Nehmen wir an, dass sLf1 und sSh2 die beiden Umwandlungssteine sind (das ist am Zug-sparsamsten), dann brauchen wir nur einen Zusatzzug (Sf1-h2), en wir ja noch frei haben. Dafür sparen wir sechs Züge ein, nämlich zwei des [Lc8] und gleich vier der Springer. Die brauchen wir aber, um einerseits in drei Zügen aktiv [Bf7] zu entsorgen und das auch mit einem bzw. zwei Zügen für [Lc8] auf a6 und [Sb8] auf b6 zu tun.
Damit sind alle schwarzen Züge erklärt.

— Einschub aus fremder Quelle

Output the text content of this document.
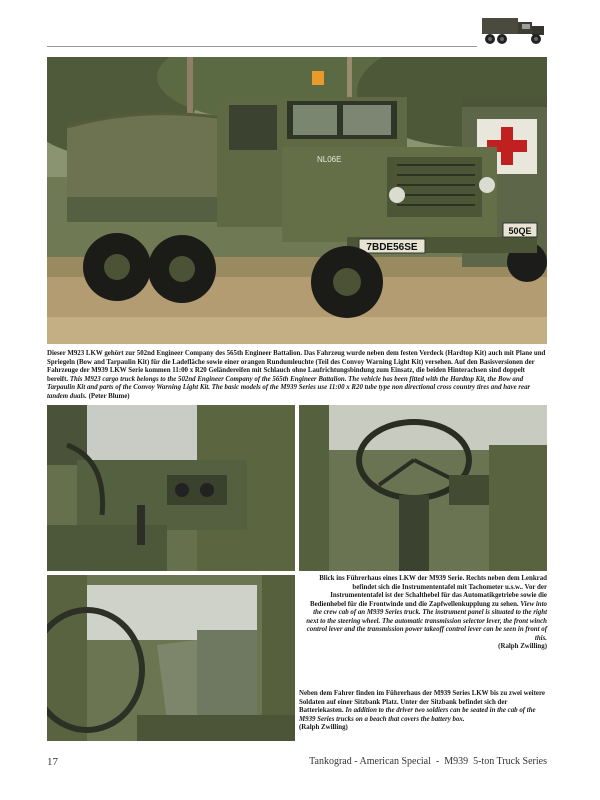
7BDE56SE
50QE
NL06E
Dieser M923 LKW gehört zur 502nd Engineer Company des 565th Engineer Battalion. Das Fahrzeug wurde neben dem festen Verdeck (Hardtop Kit) auch mit Plane und Spriegeln (Bow and Tarpaulin Kit) für die Ladefläche sowie einer orangen Rundumleuchte (Teil des Convoy Warning Light Kit) versehen. Auf den Basisversionen der Fahrzeuge der M939 LKW Serie kommen 11:00 x R20 Geländereifen mit Schlauch ohne Laufrichtungsbindung zum Einsatz, die beiden Hinterachsen sind doppelt bereift. This M923 cargo truck belongs to the 502nd Engineer Company of the 565th Engineer Battalion. The vehicle has been fitted with the Hardtop Kit, the Bow and Tarpaulin Kit and parts of the Convoy Warning Light Kit. The basic models of the M939 Series use 11:00 x R20 tube type non directional cross country tires and have rear tandem duals. (Peter Blume)
Blick ins Führerhaus eines LKW der M939 Serie. Rechts neben dem Lenkrad befindet sich die Instrumententafel mit Tachometer u.s.w.. Vor der Instrumententafel ist der Schalthebel für das Automatikgetriebe sowie die Bedienhebel für die Frontwinde und die Zapfwellenkupplung zu sehen. View into the crew cab of an M939 Series truck. The instrument panel is situated to the right next to the steering wheel. The automatic transmission selector lever, the front winch control lever and the transmission power takeoff control lever can be seen in front of this.
(Ralph Zwilling)
Neben dem Fahrer finden im Führerhaus der M939 Series LKW bis zu zwei weitere Soldaten auf einer Sitzbank Platz. Unter der Sitzbank befindet sich der Batteriekasten. In addition to the driver two soldiers can be seated in the cab of the M939 Series trucks on a beach that covers the battery box.
(Ralph Zwilling)
17	Tankograd - American Special  -  M939  5-ton Truck Series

Nun ist zu klären, welche Steine denn zweimal für die Umwandlungen auf f1 geschlagen werden? Dafür brauchen wir zwei weiße Umwandlungen, denn dafür kommt [Lc1] wegen der falschen Felderfarbe nicht in Betracht — außerdem brauchen wir ja noch das Schlagopfer auf a4.
Bei genauem Hinschauen stellen wir fest, dass [Be7] und [Bh7] umwandeln mussten, dass dazu bei Weiß [Bg2] und [Bh2] jeweils auf g8 umwandeln mussten. Und dafür brauchen wir dann auch [Lc1], nämlich für den schwarzen Schlag hxg3 (warum nicht hxg5?).

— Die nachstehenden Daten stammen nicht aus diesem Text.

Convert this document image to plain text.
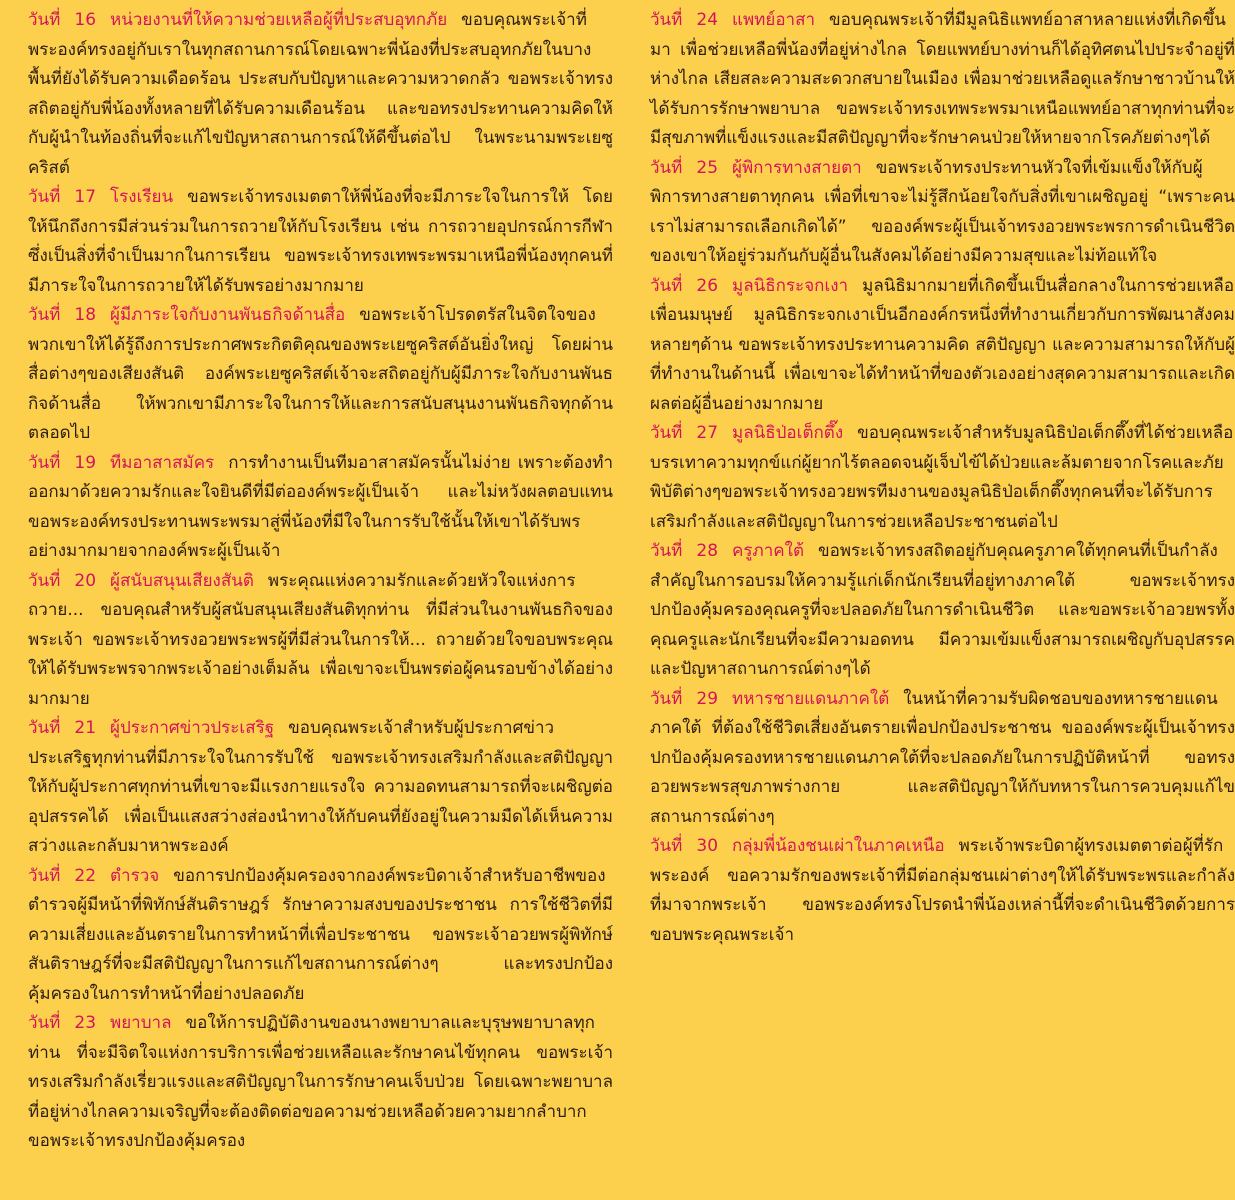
วันที่ 16 หน่วยงานที่ให้ความช่วยเหลือผู้ที่ประสบอุทกภัย ขอบคุณพระเจ้าที่พระองค์ทรงอยู่กับเราในทุกสถานการณ์โดยเฉพาะพี่น้องที่ประสบอุทกภัยในบางพื้นที่ยังได้รับความเดือดร้อน ประสบกับปัญหาและความหวาดกลัว ขอพระเจ้าทรงสถิตอยู่กับพี่น้องทั้งหลายที่ได้รับความเดือนร้อน และขอทรงประทานความคิดให้กับผู้นำในท้องถิ่นที่จะแก้ไขปัญหาสถานการณ์ให้ดีขึ้นต่อไป ในพระนามพระเยซูคริสต์

วันที่ 17 โรงเรียน ขอพระเจ้าทรงเมตตาให้พี่น้องที่จะมีภาระใจในการให้ โดยให้นึกถึงการมีส่วนร่วมในการถวายให้กับโรงเรียน เช่น การถวายอุปกรณ์การกีฬา ซึ่งเป็นสิ่งที่จำเป็นมากในการเรียน ขอพระเจ้าทรงเทพระพรมาเหนือพี่น้องทุกคนที่มีภาระใจในการถวายให้ได้รับพรอย่างมากมาย

วันที่ 18 ผู้มีภาระใจกับงานพันธกิจด้านสื่อ ขอพระเจ้าโปรดตรัสในจิตใจของพวกเขาให้ได้รู้ถึงการประกาศพระกิตติคุณของพระเยซูคริสต์อันยิ่งใหญ่ โดยผ่านสื่อต่างๆของเสียงสันติ องค์พระเยซูคริสต์เจ้าจะสถิตอยู่กับผู้มีภาระใจกับงานพันธกิจด้านสื่อ ให้พวกเขามีภาระใจในการให้และการสนับสนุนงานพันธกิจทุกด้านตลอดไป

วันที่ 19 ทีมอาสาสมัคร การทำงานเป็นทีมอาสาสมัครนั้นไม่ง่าย เพราะต้องทำออกมาด้วยความรักและใจยินดีที่มีต่อองค์พระผู้เป็นเจ้า และไม่หวังผลตอบแทน ขอพระองค์ทรงประทานพระพรมาสู่พี่น้องที่มีใจในการรับใช้นั้นให้เขาได้รับพรอย่างมากมายจากองค์พระผู้เป็นเจ้า

วันที่ 20 ผู้สนับสนุนเสียงสันติ พระคุณแห่งความรักและด้วยหัวใจแห่งการถวาย... ขอบคุณสำหรับผู้สนับสนุนเสียงสันติทุกท่าน ที่มีส่วนในงานพันธกิจของพระเจ้า ขอพระเจ้าทรงอวยพระพรผู้ที่มีส่วนในการให้... ถวายด้วยใจขอบพระคุณ ให้ได้รับพระพรจากพระเจ้าอย่างเต็มล้น เพื่อเขาจะเป็นพรต่อผู้คนรอบข้างได้อย่างมากมาย

วันที่ 21 ผู้ประกาศข่าวประเสริฐ ขอบคุณพระเจ้าสำหรับผู้ประกาศข่าวประเสริฐทุกท่านที่มีภาระใจในการรับใช้ ขอพระเจ้าทรงเสริมกำลังและสติปัญญาให้กับผู้ประกาศทุกท่านที่เขาจะมีแรงกายแรงใจ ความอดทนสามารถที่จะเผชิญต่ออุปสรรคได้ เพื่อเป็นแสงสว่างส่องนำทางให้กับคนที่ยังอยู่ในความมืดได้เห็นความสว่างและกลับมาหาพระองค์

วันที่ 22 ตำรวจ ขอการปกป้องคุ้มครองจากองค์พระบิดาเจ้าสำหรับอาชีพของตำรวจผู้มีหน้าที่พิทักษ์สันติราษฎร์ รักษาความสงบของประชาชน การใช้ชีวิตที่มีความเสี่ยงและอันตรายในการทำหน้าที่เพื่อประชาชน ขอพระเจ้าอวยพรผู้พิทักษ์สันติราษฎร์ที่จะมีสติปัญญาในการแก้ไขสถานการณ์ต่างๆ และทรงปกป้องคุ้มครองในการทำหน้าที่อย่างปลอดภัย

วันที่ 23 พยาบาล ขอให้การปฏิบัติงานของนางพยาบาลและบุรุษพยาบาลทุกท่าน ที่จะมีจิตใจแห่งการบริการเพื่อช่วยเหลือและรักษาคนไข้ทุกคน ขอพระเจ้าทรงเสริมกำลังเรี่ยวแรงและสติปัญญาในการรักษาคนเจ็บป่วย โดยเฉพาะพยาบาลที่อยู่ห่างไกลความเจริญที่จะต้องติดต่อขอความช่วยเหลือด้วยความยากลำบาก ขอพระเจ้าทรงปกป้องคุ้มครอง

วันที่ 24 แพทย์อาสา ขอบคุณพระเจ้าที่มีมูลนิธิแพทย์อาสาหลายแห่งที่เกิดขึ้นมา เพื่อช่วยเหลือพี่น้องที่อยู่ห่างไกล โดยแพทย์บางท่านก็ได้อุทิศตนไปประจำอยู่ที่ห่างไกล เสียสละความสะดวกสบายในเมือง เพื่อมาช่วยเหลือดูแลรักษาชาวบ้านให้ได้รับการรักษาพยาบาล ขอพระเจ้าทรงเทพระพรมาเหนือแพทย์อาสาทุกท่านที่จะมีสุขภาพที่แข็งแรงและมีสติปัญญาที่จะรักษาคนป่วยให้หายจากโรคภัยต่างๆได้

วันที่ 25 ผู้พิการทางสายตา ขอพระเจ้าทรงประทานหัวใจที่เข้มแข็งให้กับผู้พิการทางสายตาทุกคน เพื่อที่เขาจะไม่รู้สึกน้อยใจกับสิ่งที่เขาเผชิญอยู่ “เพราะคนเราไม่สามารถเลือกเกิดได้” ขอองค์พระผู้เป็นเจ้าทรงอวยพระพรการดำเนินชีวิตของเขาให้อยู่ร่วมกันกับผู้อื่นในสังคมได้อย่างมีความสุขและไม่ท้อแท้ใจ

วันที่ 26 มูลนิธิกระจกเงา มูลนิธิมากมายที่เกิดขึ้นเป็นสื่อกลางในการช่วยเหลือเพื่อนมนุษย์ มูลนิธิกระจกเงาเป็นอีกองค์กรหนึ่งที่ทำงานเกี่ยวกับการพัฒนาสังคมหลายๆด้าน ขอพระเจ้าทรงประทานความคิด สติปัญญา และความสามารถให้กับผู้ที่ทำงานในด้านนี้ เพื่อเขาจะได้ทำหน้าที่ของตัวเองอย่างสุดความสามารถและเกิดผลต่อผู้อื่นอย่างมากมาย

วันที่ 27 มูลนิธิป่อเต็กตึ๊ง ขอบคุณพระเจ้าสำหรับมูลนิธิป่อเต็กตึ๊งที่ได้ช่วยเหลือบรรเทาความทุกข์แก่ผู้ยากไร้ตลอดจนผู้เจ็บไข้ได้ป่วยและล้มตายจากโรคและภัยพิบัติต่างๆขอพระเจ้าทรงอวยพรทีมงานของมูลนิธิป่อเต็กตึ๊งทุกคนที่จะได้รับการเสริมกำลังและสติปัญญาในการช่วยเหลือประชาชนต่อไป

วันที่ 28 ครูภาคใต้ ขอพระเจ้าทรงสถิตอยู่กับคุณครูภาคใต้ทุกคนที่เป็นกำลังสำคัญในการอบรมให้ความรู้แก่เด็กนักเรียนที่อยู่ทางภาคใต้ ขอพระเจ้าทรงปกป้องคุ้มครองคุณครูที่จะปลอดภัยในการดำเนินชีวิต และขอพระเจ้าอวยพรทั้งคุณครูและนักเรียนที่จะมีความอดทน มีความเข้มแข็งสามารถเผชิญกับอุปสรรคและปัญหาสถานการณ์ต่างๆได้

วันที่ 29 ทหารชายแดนภาคใต้ ในหน้าที่ความรับผิดชอบของทหารชายแดนภาคใต้ ที่ต้องใช้ชีวิตเสี่ยงอันตรายเพื่อปกป้องประชาชน ขอองค์พระผู้เป็นเจ้าทรงปกป้องคุ้มครองทหารชายแดนภาคใต้ที่จะปลอดภัยในการปฏิบัติหน้าที่ ขอทรงอวยพระพรสุขภาพร่างกาย และสติปัญญาให้กับทหารในการควบคุมแก้ไขสถานการณ์ต่างๆ

วันที่ 30 กลุ่มพี่น้องชนเผ่าในภาคเหนือ พระเจ้าพระบิดาผู้ทรงเมตตาต่อผู้ที่รักพระองค์ ขอความรักของพระเจ้าที่มีต่อกลุ่มชนเผ่าต่างๆให้ได้รับพระพรและกำลังที่มาจากพระเจ้า ขอพระองค์ทรงโปรดนำพี่น้องเหล่านี้ที่จะดำเนินชีวิตด้วยการขอบพระคุณพระเจ้า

Nun gilt es „nur noch“, die Umwandlungssteine auf g8 zu identifizieren -– und dann, alles in eine sinnvolle Reihenfolge zu bringen. Ganz so leicht ist das nicht; ein wenig Probieren und Überlegen müsst ihr sicher noch.
Zweimal werden die beiden weißen Pronkin-Läufer zu Hause geschlagen, nachdem sich der Original-Läufer von f1 auf a4 opfern musste. Höchst originell und auch technisch beeindruckend, worauf Spezialist Silvio Baier verwies: „Normalerweise stehen beim Schlag auf den Pronkinfeldern Umwandlungssteine der anderen Seite auf dem Brett. Hier haben die Autoren Wert auf das Fehlen von offensichtlichen Umwandlungsfiguren gelegt. Das Ergebnis finde ich beachtlich und gar nicht so leicht zu lösen.“
Nun kennt ihr die vier Preisträger dieses Turniers – wie wäre eure Reihenfolge gewesen? Ich selbst bin mir nicht ganz sicher, ob sie bei mir als Richter identisch gewesen wäre – muss ich ja auch zum Glück nicht sein! Aber für mich ist die Reihung der Aufgaben sehr gut nachvollziehbar – und dann bin ich mit einem Preisbericht persönlich hoch zufrieden!
Hätte ich auch nach Stunden nicht lösen können. Geschickter Einsatz der “Spoiler”.
Excellent comments on an excellent proof game.